Capaciteit van het rioleringssysteem
Het rioleringssysteem is ontworpen om afvalwater en regenwater af te voeren. De capaciteit van het systeem wordt bepaald door het verharde oppervlak waarop de regen valt en de verwachte duur en intensiteit van de neerslag. Deze informatie is gebaseerd op statistieken. Ondanks de verwachting van klimaatverandering, is het niet mogelijk om te bepalen of een zware bui ooit overtroffen wordt. In het ergste geval blijft er even een laag water op straat staan.
In een gemengd rioleringssysteem komt zowel het vuile huishoudelijk afvalwater als het schone regenwater bij elkaar in één rioolleiding. Omdat de hoeveelheden regenwater vele malen groter zijn, is het systeem daarop gedimensioneerd. Dit geldt voor de buizen, waarvan de diameter kan oplopen tot 1,50 meter, en voor de capaciteit van het rioolgemaal dat het water naar de zuiveringsinstallatie overbrengt. Die moet op zijn beurt ook zijn berekend op die grote hoeveelheden vervuild regenwater. En hoeveel regen in hoeveel tijd ooit zal vallen, weten we niet.

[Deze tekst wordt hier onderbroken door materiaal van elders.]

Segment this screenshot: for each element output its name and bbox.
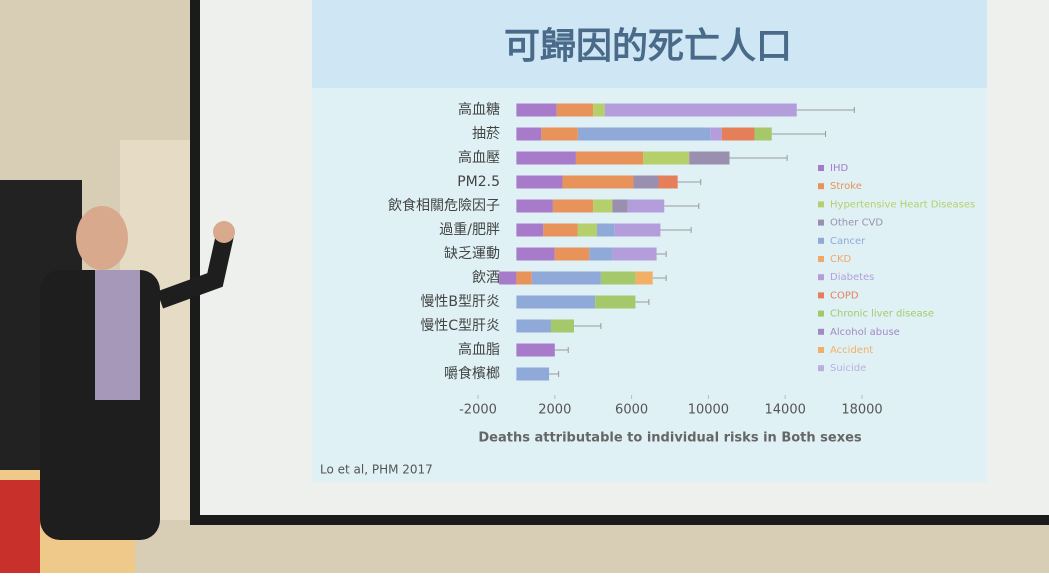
bar-segment [575,151,644,165]
category-label: 飲酒 [472,270,500,286]
bar-segment [689,151,730,165]
bar-segment [516,103,557,117]
legend-swatch [818,256,824,262]
legend-swatch [818,201,824,208]
bar-segment [552,199,594,213]
person-arm [156,233,234,309]
bar-segment [516,343,555,357]
category-label: 過重/肥胖 [439,222,500,238]
x-tick-label: 18000 [841,403,882,418]
category-label: 高血脂 [458,341,500,358]
bar-segment [643,151,690,165]
legend-label: Accident [830,345,873,356]
bar-segment [562,175,634,189]
legend-swatch [818,365,824,372]
legend-label: Other CVD [830,218,883,229]
legend-swatch [818,165,824,171]
source: Lo et al, PHM 2017 [320,463,433,477]
bar-segment [516,295,596,309]
x-tick-label: 6000 [615,403,648,418]
bar-segment [595,295,636,309]
bar-segment [593,199,613,213]
category-label: 飲食相關危險因子 [388,197,500,214]
title-band [312,0,987,88]
bar-segment [754,127,772,141]
bar-segment [577,127,711,141]
bar-segment [658,175,678,189]
bar-segment [635,271,653,285]
legend-swatch [818,310,824,317]
legend-label: Hypertensive Heart Diseases [830,199,975,210]
bar-segment [499,271,517,285]
legend-label: CKD [830,254,852,265]
x-axis-label: Deaths attributable to individual risks … [478,431,862,446]
bar-segment [597,223,615,237]
bar-segment [710,127,722,141]
legend-swatch [818,274,824,281]
legend-swatch [818,292,824,299]
legend-label: Suicide [830,363,866,374]
bar-segment [516,223,544,237]
category-label: 缺乏運動 [444,246,500,262]
person-shirt [95,270,140,400]
bar-segment [612,199,628,213]
cloth [0,480,40,573]
bar-segment [554,247,590,261]
bar-segment [556,103,594,117]
category-label: 高血壓 [458,149,500,166]
legend-label: Stroke [830,181,862,192]
category-label: 高血糖 [458,101,500,118]
legend-label: Chronic liver disease [830,309,934,320]
bar-segment [516,247,555,261]
bar-segment [516,175,563,189]
person-hand [213,221,235,243]
bar-segment [577,223,598,237]
category-label: PM2.5 [457,174,500,190]
x-tick-label: 2000 [538,403,571,418]
x-tick-label: 14000 [765,403,806,418]
bar-segment [550,319,574,333]
bar-segment [543,223,578,237]
category-label: 嚼食檳榔 [444,365,500,382]
bar-segment [589,247,613,261]
legend-swatch [818,183,824,190]
legend-label: COPD [830,290,859,301]
bar-segment [593,103,605,117]
legend-swatch [818,328,824,335]
x-tick-label: -2000 [459,403,497,418]
bar-segment [612,247,657,261]
bar-segment [627,199,665,213]
bar-segment [600,271,636,285]
legend-label: Diabetes [830,272,874,283]
legend-swatch [818,237,824,244]
x-tick-label: 10000 [688,403,729,418]
legend-swatch [818,219,824,226]
category-label: 慢性C型肝炎 [420,317,500,334]
bar-segment [721,127,755,141]
bar-segment [516,271,532,285]
bar-segment [531,271,601,285]
bar-segment [516,199,553,213]
legend-label: Alcohol abuse [830,327,900,338]
legend-label: IHD [830,163,848,174]
slide-title: 可歸因的死亡人口 [504,26,792,67]
bar-segment [614,223,661,237]
bar-segment [633,175,659,189]
person-head [76,206,128,270]
bar-segment [604,103,797,117]
bar-segment [541,127,578,141]
legend-label: Cancer [830,236,866,247]
category-label: 抽菸 [472,126,500,142]
category-label: 慢性B型肝炎 [420,293,500,310]
bar-segment [516,367,550,381]
legend-swatch [818,347,824,353]
bar-segment [516,319,551,333]
bar-segment [516,127,542,141]
bar-segment [516,151,576,165]
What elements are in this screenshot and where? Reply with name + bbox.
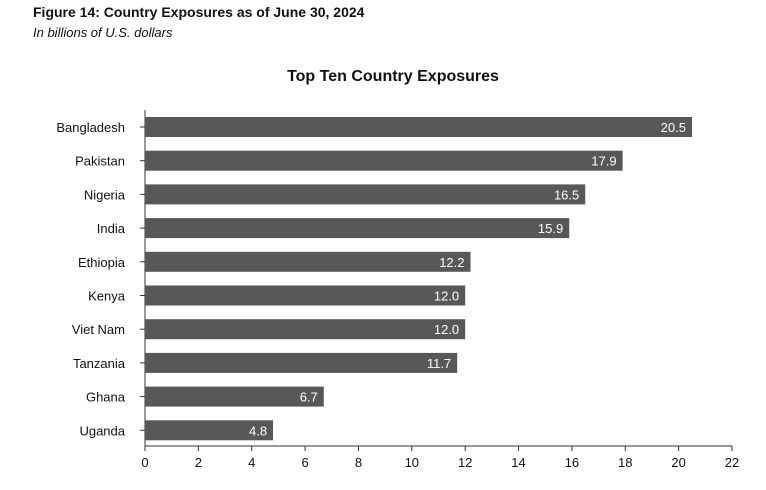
category-label: Pakistan (75, 154, 125, 169)
x-tick-label: 20 (671, 455, 685, 470)
bar (145, 218, 570, 239)
data-label: 6.7 (300, 390, 318, 405)
data-label: 11.7 (427, 356, 451, 371)
bar (145, 386, 324, 407)
data-label: 12.2 (439, 255, 464, 270)
bar (145, 319, 466, 340)
data-label: 12.0 (434, 322, 459, 337)
data-label: 12.0 (434, 289, 459, 304)
figure-subtitle: In billions of U.S. dollars (33, 25, 173, 40)
bar (145, 150, 623, 171)
data-label: 20.5 (661, 120, 686, 135)
figure-title: Figure 14: Country Exposures as of June … (33, 4, 365, 20)
x-tick-label: 22 (725, 455, 739, 470)
category-label: Bangladesh (56, 120, 125, 135)
data-label: 17.9 (591, 154, 616, 169)
x-tick-label: 14 (511, 455, 525, 470)
x-tick-label: 10 (405, 455, 419, 470)
category-label: India (97, 221, 126, 236)
category-label: Nigeria (84, 187, 126, 202)
category-label: Ghana (86, 390, 126, 405)
x-tick-label: 2 (195, 455, 202, 470)
x-tick-label: 8 (355, 455, 362, 470)
bar (145, 420, 274, 441)
x-tick-label: 18 (618, 455, 632, 470)
category-label: Kenya (88, 289, 126, 304)
x-tick-label: 12 (458, 455, 472, 470)
category-label: Tanzania (73, 356, 126, 371)
bar (145, 184, 586, 205)
x-tick-label: 0 (141, 455, 148, 470)
x-tick-label: 6 (301, 455, 308, 470)
data-label: 4.8 (249, 423, 267, 438)
x-tick-label: 4 (248, 455, 255, 470)
bar (145, 285, 466, 306)
bar (145, 352, 458, 373)
x-tick-label: 16 (565, 455, 579, 470)
data-label: 16.5 (554, 187, 579, 202)
bar (145, 117, 692, 137)
data-label: 15.9 (538, 221, 563, 236)
category-label: Viet Nam (72, 322, 125, 337)
bar (145, 251, 471, 272)
chart-title: Top Ten Country Exposures (287, 68, 499, 85)
category-label: Ethiopia (78, 255, 126, 270)
category-label: Uganda (79, 423, 125, 438)
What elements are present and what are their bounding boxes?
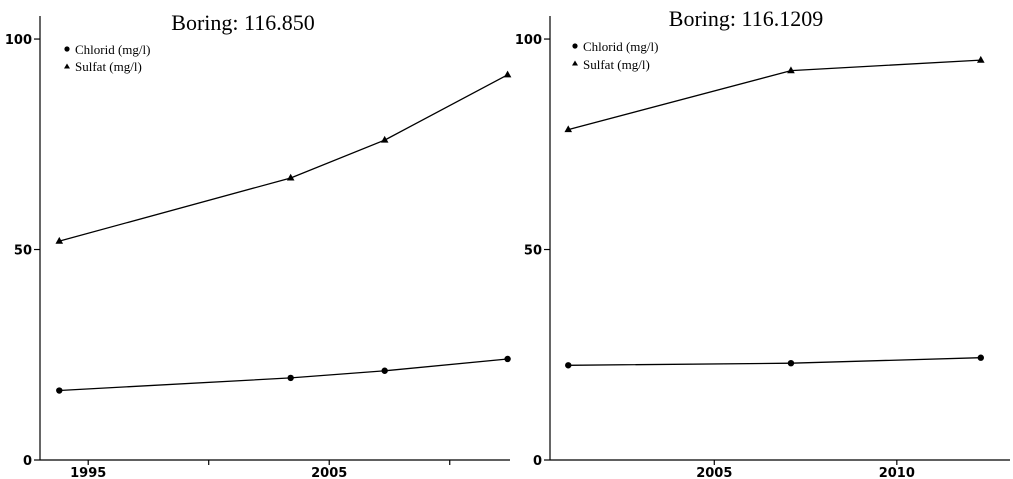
series-sulfat-point	[503, 70, 512, 78]
series-chlorid-point	[504, 355, 511, 363]
y-tick-label: 100	[5, 33, 32, 48]
series-chlorid-line	[59, 358, 508, 392]
y-tick-label: 100	[515, 33, 542, 48]
series-chlorid-point	[381, 367, 388, 374]
series-sulfat-point	[286, 173, 295, 181]
legend-marker-chlorid-icon	[572, 43, 578, 49]
series-chlorid-line	[568, 357, 981, 366]
series-sulfat-point	[55, 236, 64, 244]
series-sulfat-point	[787, 66, 795, 74]
legend-label-sulfat: Sulfat (mg/l)	[75, 59, 142, 74]
x-tick-label: 1995	[70, 466, 106, 479]
series-chlorid-point	[56, 387, 63, 394]
x-tick-label: 2005	[696, 466, 732, 479]
x-tick-label: 2005	[311, 466, 347, 479]
chart-title: Boring: 116.850	[171, 10, 314, 35]
x-tick-label: 2010	[879, 466, 915, 479]
series-sulfat-point	[976, 55, 985, 63]
legend: Chlorid (mg/l) Sulfat (mg/l)	[64, 42, 150, 74]
series-chlorid-point	[565, 362, 572, 369]
y-tick-label: 0	[533, 454, 542, 469]
chart-title: Boring: 116.1209	[669, 6, 823, 31]
chart-panel-left: Boring: 116.850 Chlorid (mg/l) Sulfat (m…	[5, 10, 512, 479]
legend: Chlorid (mg/l) Sulfat (mg/l)	[572, 39, 658, 72]
series-chlorid-point	[977, 354, 984, 361]
legend-marker-chlorid-icon	[64, 46, 70, 52]
y-tick-label: 50	[14, 244, 32, 259]
series-chlorid-point	[787, 359, 795, 367]
y-tick-label: 0	[23, 454, 32, 469]
y-tick-label: 50	[524, 244, 542, 259]
legend-label-sulfat: Sulfat (mg/l)	[583, 57, 650, 72]
series-sulfat-point	[564, 125, 573, 133]
chart-panel-right: Boring: 116.1209 Chlorid (mg/l) Sulfat (…	[515, 6, 1010, 479]
legend-label-chlorid: Chlorid (mg/l)	[583, 39, 658, 54]
series-sulfat-point	[380, 135, 389, 143]
legend-label-chlorid: Chlorid (mg/l)	[75, 42, 150, 57]
legend-marker-sulfat-icon	[572, 60, 578, 66]
series-sulfat-line	[59, 74, 508, 242]
legend-marker-sulfat-icon	[64, 63, 70, 69]
series-chlorid-point	[287, 374, 294, 382]
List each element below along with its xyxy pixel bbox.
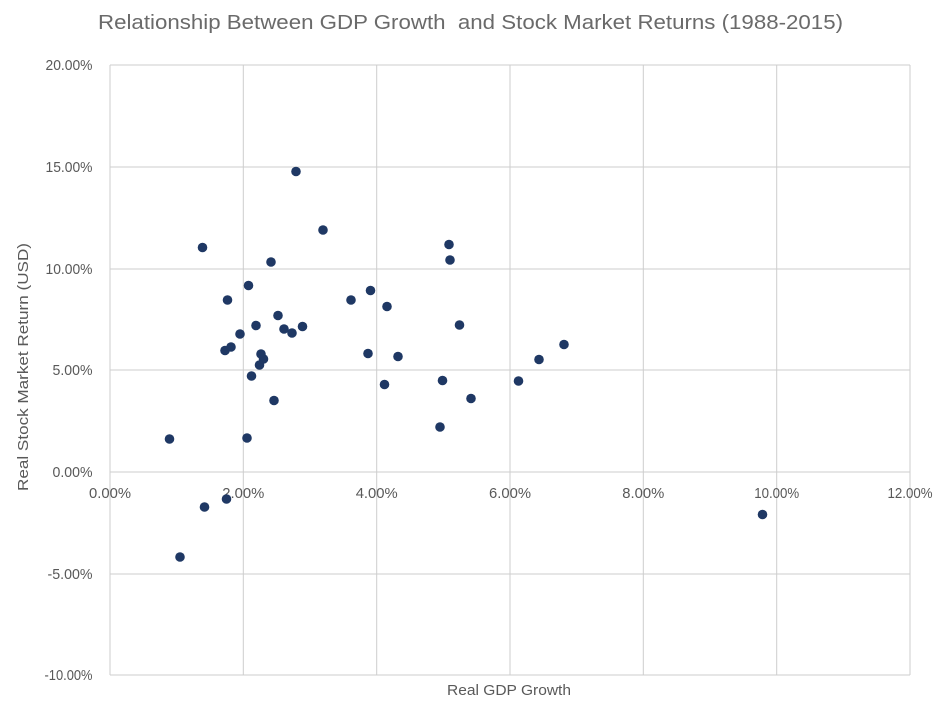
svg-text:20.00%: 20.00%	[46, 57, 93, 74]
svg-text:8.00%: 8.00%	[622, 485, 664, 502]
svg-text:15.00%: 15.00%	[46, 159, 93, 176]
svg-text:0.00%: 0.00%	[53, 464, 93, 481]
svg-text:12.00%: 12.00%	[888, 485, 933, 502]
svg-text:4.00%: 4.00%	[356, 485, 398, 502]
svg-text:5.00%: 5.00%	[53, 362, 93, 379]
svg-text:-10.00%: -10.00%	[45, 667, 93, 684]
svg-text:Real GDP Growth: Real GDP Growth	[447, 682, 571, 699]
svg-text:10.00%: 10.00%	[46, 261, 93, 278]
svg-text:10.00%: 10.00%	[754, 485, 799, 502]
svg-text:Real Stock Market Return (USD): Real Stock Market Return (USD)	[15, 243, 32, 491]
svg-text:0.00%: 0.00%	[89, 485, 131, 502]
svg-text:Relationship Between GDP Growt: Relationship Between GDP Growth and Stoc…	[98, 12, 843, 34]
svg-text:6.00%: 6.00%	[489, 485, 531, 502]
svg-text:2.00%: 2.00%	[222, 485, 264, 502]
svg-text:-5.00%: -5.00%	[48, 566, 93, 583]
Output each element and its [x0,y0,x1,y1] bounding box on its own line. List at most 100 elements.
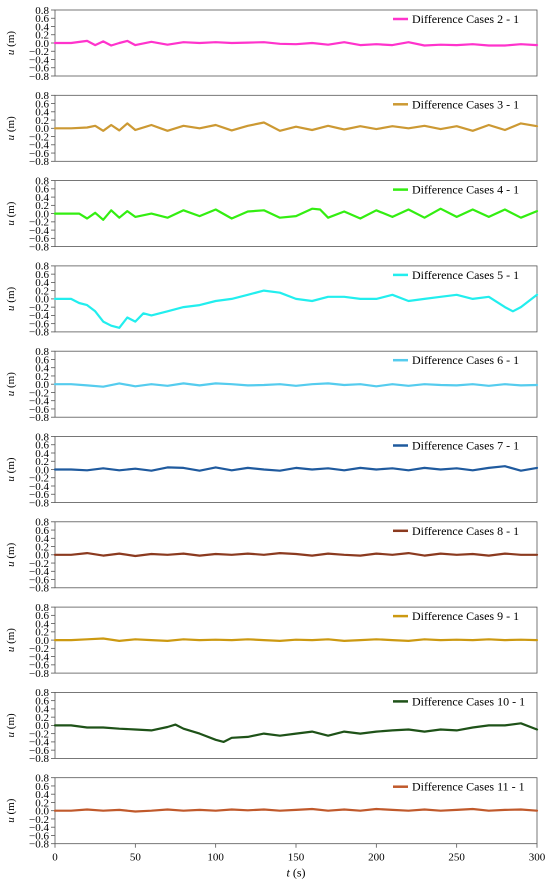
y-tick-label: 0.6 [35,440,49,452]
y-tick-label: −0.2 [29,46,49,58]
y-tick-label: −0.2 [29,131,49,143]
y-tick-label: −0.6 [29,148,49,160]
y-tick-label: 0.2 [35,541,49,553]
y-tick-label: −0.2 [29,643,49,655]
legend-label: Difference Cases 11 - 1 [412,780,525,794]
x-tick-label: 100 [207,852,224,864]
y-axis-var: u [5,476,17,482]
y-axis-unit: (m) [5,201,17,220]
y-tick-label: −0.2 [29,302,49,314]
panel-9: 0.80.60.40.20.0−0.2−0.4−0.6−0.8 u (m) Diff… [5,687,539,765]
panel-4: 0.80.60.40.20.0−0.2−0.4−0.6−0.8 u (m) Diff… [5,261,539,339]
y-axis-label: u (m) [5,31,17,55]
x-axis-unit: (s) [290,866,306,880]
panel-10: 0.80.60.40.20.0−0.2−0.4−0.6−0.8 u (m) Diff… [5,773,546,880]
y-tick-label: 0.6 [35,13,49,25]
y-tick-label: 0.8 [35,261,49,273]
y-tick-label: −0.2 [29,387,49,399]
y-tick-label: −0.8 [29,668,49,680]
y-axis-label: u (m) [5,372,17,396]
y-axis-var: u [5,134,17,140]
y-tick-label: 0.4 [35,107,49,119]
y-tick-label: 0.0 [35,38,49,50]
y-tick-label: −0.6 [29,318,49,330]
y-tick-label: 0.6 [35,269,49,281]
y-tick-label: −0.6 [29,63,49,75]
y-tick-label: 0.8 [35,431,49,443]
y-axis-unit: (m) [5,31,17,50]
y-tick-label: 0.0 [35,123,49,135]
y-tick-label: −0.8 [29,497,49,509]
y-tick-label: 0.0 [35,464,49,476]
y-tick-label: 0.8 [35,602,49,614]
legend-label: Difference Cases 8 - 1 [412,524,519,538]
y-tick-label: 0.2 [35,371,49,383]
y-tick-label: 0.4 [35,448,49,460]
y-tick-label: 0.8 [35,90,49,102]
y-tick-label: −0.4 [29,396,49,408]
y-tick-label: 0.4 [35,704,49,716]
x-tick-label: 0 [52,852,58,864]
y-tick-label: −0.2 [29,473,49,485]
y-axis-var: u [5,817,17,823]
y-axis-label: u (m) [5,628,17,652]
y-tick-label: −0.8 [29,412,49,424]
y-tick-label: 0.0 [35,550,49,562]
panel-2: 0.80.60.40.20.0−0.2−0.4−0.6−0.8 u (m) Diff… [5,90,539,168]
y-tick-label: −0.8 [29,71,49,83]
series-line [53,39,539,47]
y-tick-label: 0.4 [35,533,49,545]
y-axis-unit: (m) [5,116,17,135]
x-tick-label: 200 [368,852,385,864]
y-tick-label: 0.2 [35,712,49,724]
y-tick-label: 0.8 [35,517,49,529]
y-tick-label: 0.6 [35,354,49,366]
y-tick-label: −0.2 [29,558,49,570]
y-axis-var: u [5,731,17,737]
panel-8: 0.80.60.40.20.0−0.2−0.4−0.6−0.8 u (m) Diff… [5,602,539,680]
legend-label: Difference Cases 2 - 1 [412,12,519,26]
y-tick-label: 0.2 [35,456,49,468]
y-tick-label: 0.4 [35,363,49,375]
x-axis-label: t (s) [286,866,305,880]
y-tick-label: 0.2 [35,115,49,127]
y-axis-label: u (m) [5,713,17,737]
y-tick-label: 0.2 [35,627,49,639]
y-axis-var: u [5,220,17,226]
y-tick-label: 0.6 [35,610,49,622]
legend-label: Difference Cases 3 - 1 [412,97,519,111]
x-tick-label: 50 [130,852,142,864]
y-tick-label: −0.6 [29,745,49,757]
y-tick-label: −0.6 [29,233,49,245]
y-axis-var: u [5,646,17,652]
y-tick-label: 0.4 [35,618,49,630]
y-tick-label: 0.0 [35,379,49,391]
y-axis-unit: (m) [5,628,17,647]
series-line [53,552,539,558]
y-tick-label: 0.8 [35,175,49,187]
y-tick-label: −0.4 [29,310,49,322]
panel-6: 0.80.60.40.20.0−0.2−0.4−0.6−0.8 u (m) Diff… [5,431,539,509]
y-axis-label: u (m) [5,116,17,140]
series-line [53,121,539,132]
y-tick-label: −0.6 [29,574,49,586]
panel-1: 0.80.60.40.20.0−0.2−0.4−0.6−0.8 u (m) Diff… [5,5,539,83]
x-axis-var: t [286,866,290,880]
series-line [53,465,539,472]
y-tick-label: −0.4 [29,566,49,578]
y-axis-unit: (m) [5,542,17,561]
x-tick-label: 150 [288,852,305,864]
y-tick-label: −0.8 [29,156,49,168]
y-axis-label: u (m) [5,457,17,481]
y-tick-label: 0.8 [35,346,49,358]
y-axis-unit: (m) [5,713,17,732]
y-tick-label: 0.6 [35,98,49,110]
panel-3: 0.80.60.40.20.0−0.2−0.4−0.6−0.8 u (m) Diff… [5,175,539,253]
y-tick-label: 0.4 [35,789,49,801]
panel-7: 0.80.60.40.20.0−0.2−0.4−0.6−0.8 u (m) Diff… [5,517,539,595]
y-tick-label: −0.8 [29,241,49,253]
series-line [53,207,539,221]
y-axis-label: u (m) [5,201,17,225]
y-tick-label: 0.8 [35,5,49,17]
x-tick-label: 250 [448,852,465,864]
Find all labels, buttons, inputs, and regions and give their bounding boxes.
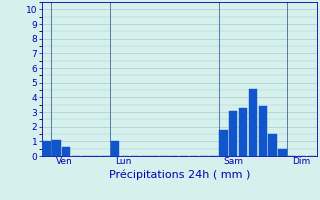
Bar — [219, 130, 228, 156]
Bar — [239, 108, 247, 156]
Bar — [259, 106, 267, 156]
X-axis label: Précipitations 24h ( mm ): Précipitations 24h ( mm ) — [108, 169, 250, 180]
Bar — [229, 111, 237, 156]
Bar — [111, 141, 119, 156]
Bar — [249, 89, 257, 156]
Bar — [268, 134, 277, 156]
Bar — [62, 147, 70, 156]
Bar — [278, 149, 287, 156]
Bar — [52, 140, 60, 156]
Bar — [42, 141, 51, 156]
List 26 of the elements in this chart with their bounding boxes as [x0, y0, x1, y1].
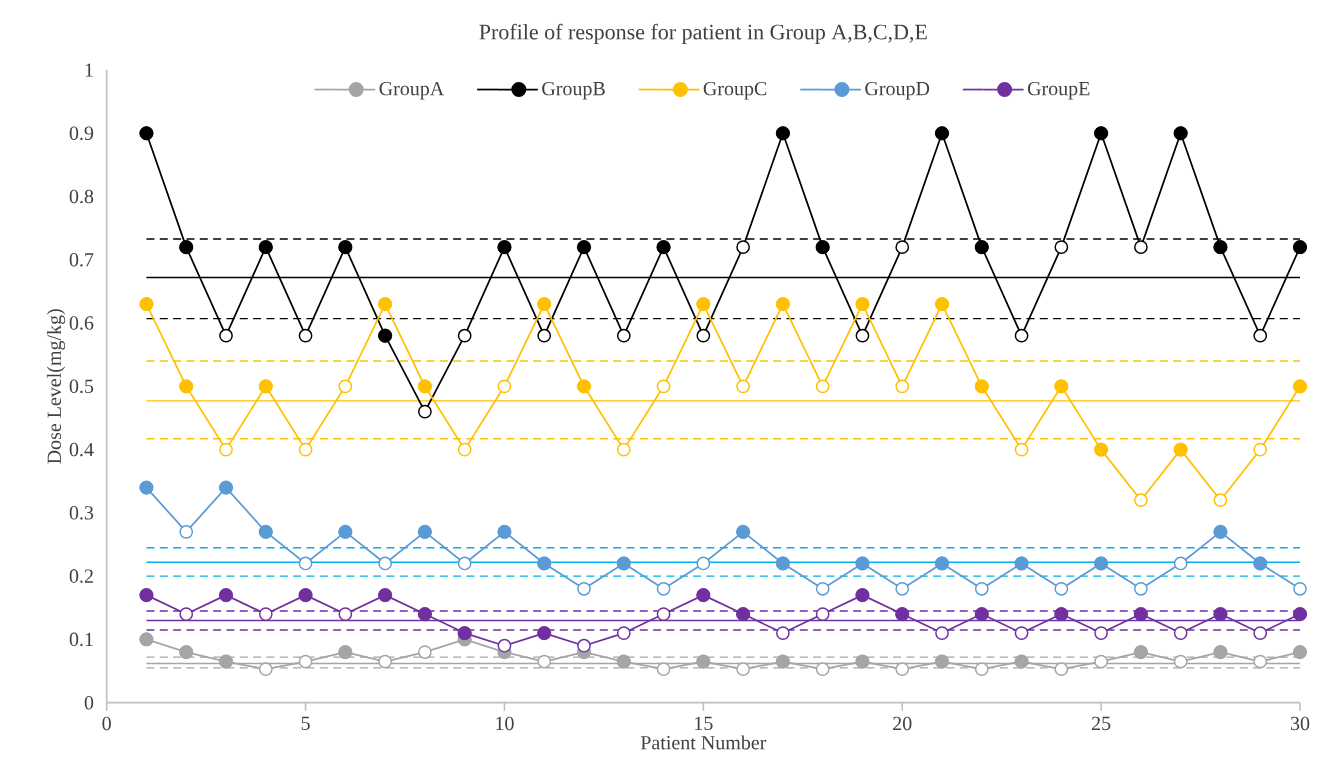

De capaciteit van het rioleringssysteem is dus cruciaal voor het functioneren van het hele stelsel. Als het systeem overbelast raakt, kan dit leiden tot overstromingen, wat opnieuw het milieu kan beïnvloeden. De gemeenten en rioleringbeheerders nemen daarom maatregelen om de nadelige gevolgen voor het oppervlaktewater te beperken.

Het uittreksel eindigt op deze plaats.